The first step towards recognition of the government’s responsibility towards mental healthcare facilities was the enactment of the Mental Healthcare Act, 2017 (MHA).
The MHA replaces the Mental Health Act, 1987, a custodial law. Without an iota of doubt, MHA is a big leap from the 1987 Act. The MHA marks a shift in the
manner in which mental healthcare is delivered.
It protects and promotes the right of people during the delivery of mental healthcare by recognising the autonomy of an individual to opt or not to opt for a particular treatment. This leads us to the question whether the MHA follows a similar kind of approach in access to mental healthcare support which is the starting point for the delivery of mental healthcare facilities.
Section 3 of the MHA says that “mental illness shall be determined in accordance with such nationally or internationally accepted medical standards”.
This section follows a highly diagnostic approach for determination of mental illness. It implies that standards determined by medical experts would ultimately decide whether a person would be entitled to the benefits provided under the MHA or not.
It completely negates the idea of individual autonomy in determining their mental health situation and whether they need mental healthcare support or not.
A reflection of this idea can be seen under Section 86 wherein an adult who believes that they have mental illness and wishes to be admitted for treatment in any mental health establishment, can avail of the facility only when the medical officer is satisfied that they indeed are suffering from severe mental illness.
Parallels can be drawn with the Transgender Persons (Protection of Rights) Act 2019 which is enacted for the benefit of transgender people but relies heavily on medical model of gender identity recognition over gender self-determination.

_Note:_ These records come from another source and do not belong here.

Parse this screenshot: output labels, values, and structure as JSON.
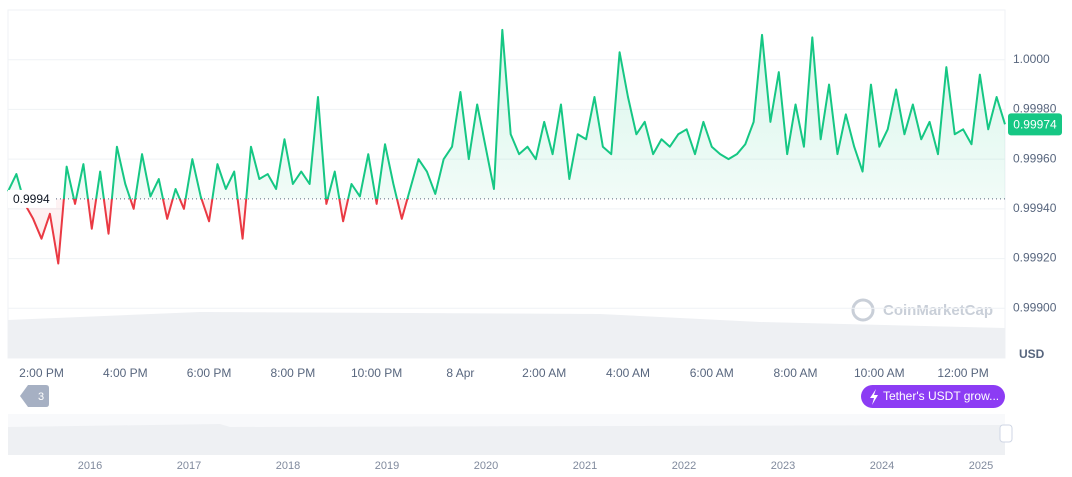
{
  "chart_data": {
    "type": "line",
    "categories": [
      null,
      null,
      null,
      null,
      "2:00 PM",
      null,
      null,
      null,
      null,
      null,
      null,
      null,
      null,
      null,
      "4:00 PM",
      null,
      null,
      null,
      null,
      null,
      null,
      null,
      null,
      null,
      "6:00 PM",
      null,
      null,
      null,
      null,
      null,
      null,
      null,
      null,
      null,
      "8:00 PM",
      null,
      null,
      null,
      null,
      null,
      null,
      null,
      null,
      null,
      "10:00 PM",
      null,
      null,
      null,
      null,
      null,
      null,
      null,
      null,
      null,
      "8 Apr",
      null,
      null,
      null,
      null,
      null,
      null,
      null,
      null,
      null,
      "2:00 AM",
      null,
      null,
      null,
      null,
      null,
      null,
      null,
      null,
      null,
      "4:00 AM",
      null,
      null,
      null,
      null,
      null,
      null,
      null,
      null,
      null,
      "6:00 AM",
      null,
      null,
      null,
      null,
      null,
      null,
      null,
      null,
      null,
      "8:00 AM",
      null,
      null,
      null,
      null,
      null,
      null,
      null,
      null,
      null,
      "10:00 AM",
      null,
      null,
      null,
      null,
      null,
      null,
      null,
      null,
      null,
      "12:00 PM",
      null,
      null,
      null,
      null,
      null
    ],
    "values": [
      0.99947,
      0.99954,
      0.99942,
      0.99936,
      0.99928,
      0.99938,
      0.99918,
      0.99957,
      0.99942,
      0.99958,
      0.99932,
      0.99955,
      0.9993,
      0.99965,
      0.9995,
      0.9994,
      0.99962,
      0.99945,
      0.99952,
      0.99936,
      0.99948,
      0.9994,
      0.9996,
      0.99945,
      0.99935,
      0.99958,
      0.99948,
      0.99955,
      0.99928,
      0.99965,
      0.99952,
      0.99954,
      0.99948,
      0.99968,
      0.9995,
      0.99955,
      0.9995,
      0.99985,
      0.99942,
      0.99955,
      0.99935,
      0.9995,
      0.99945,
      0.99962,
      0.99942,
      0.99966,
      0.9995,
      0.99936,
      0.99948,
      0.9996,
      0.99955,
      0.99946,
      0.9996,
      0.99965,
      0.99987,
      0.9996,
      0.99982,
      0.99965,
      0.99948,
      1.00012,
      0.9997,
      0.99962,
      0.99965,
      0.9996,
      0.99975,
      0.99962,
      0.99982,
      0.99952,
      0.9997,
      0.99968,
      0.99985,
      0.99965,
      0.99962,
      1.00003,
      0.99985,
      0.9997,
      0.99975,
      0.99962,
      0.99968,
      0.99965,
      0.9997,
      0.99972,
      0.99962,
      0.99975,
      0.99965,
      0.99962,
      0.9996,
      0.99962,
      0.99966,
      0.99975,
      1.0001,
      0.99975,
      0.99995,
      0.99962,
      0.99982,
      0.99965,
      1.00009,
      0.99968,
      0.9999,
      0.99962,
      0.99978,
      0.99965,
      0.99955,
      0.9999,
      0.99965,
      0.99972,
      0.99988,
      0.9997,
      0.99982,
      0.99968,
      0.99975,
      0.99962,
      0.99997,
      0.9997,
      0.99972,
      0.99966,
      0.99994,
      0.99972,
      0.99985,
      0.99974
    ],
    "up_color": "#16c784",
    "down_color": "#ea3943",
    "baseline": {
      "value": 0.99944,
      "label": "0.9994"
    },
    "current_price": 0.99974,
    "ylim": [
      0.9988,
      1.0002
    ],
    "yticks": [
      {
        "value": 1.0,
        "label": "1.0000"
      },
      {
        "value": 0.9998,
        "label": "0.99980"
      },
      {
        "value": 0.9996,
        "label": "0.99960"
      },
      {
        "value": 0.9994,
        "label": "0.99940"
      },
      {
        "value": 0.9992,
        "label": "0.99920"
      },
      {
        "value": 0.999,
        "label": "0.99900"
      }
    ],
    "grid": true,
    "currency": "USD",
    "watermark": "CoinMarketCap",
    "badge": "3",
    "news": "Tether's USDT grow...",
    "navigator_years": [
      "2016",
      "2017",
      "2018",
      "2019",
      "2020",
      "2021",
      "2022",
      "2023",
      "2024",
      "2025"
    ]
  }
}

By placing the medical model on a higher pedestal over the individual’s experience related to mental health, the MHA has set another example of due deference of law towards the medical experts.
Section 2(s) defines mental illness as “substantial disorder of thinking, mood, perception, orientation, or memory….” This section is one of the key provisions of the MHA as it determines to whom this Act applies. The word substantial is broad and vague as it does not specify or determine the severity of the mental illness. It gives a lot of discretion to the authorities in terms of deciding who is a person with mental illness.
Under Section 100, the police are duty-bound to take any wanderer under its protection, if they believe is suffering from mental illness.
Due to the phrasing of section 2(s), the state can lawfully intrude into the private space of a person who might or might not be suffering from mental illness while at the same time, portraying themselves as a protector.
The MHA follows a paternalistic approach where the medical experts and state become the primary authority to determine who is undergoing mental illness and needs treatment for the
Individual experiences and their need for mental healthcare support is all at the mercy of medical experts and the state. It poses the question whether the autonomy to choose the medical treatment is meaningful in the first place when the MHA does not give the autonomy to avail of those facilities without a medical expert’s opinion.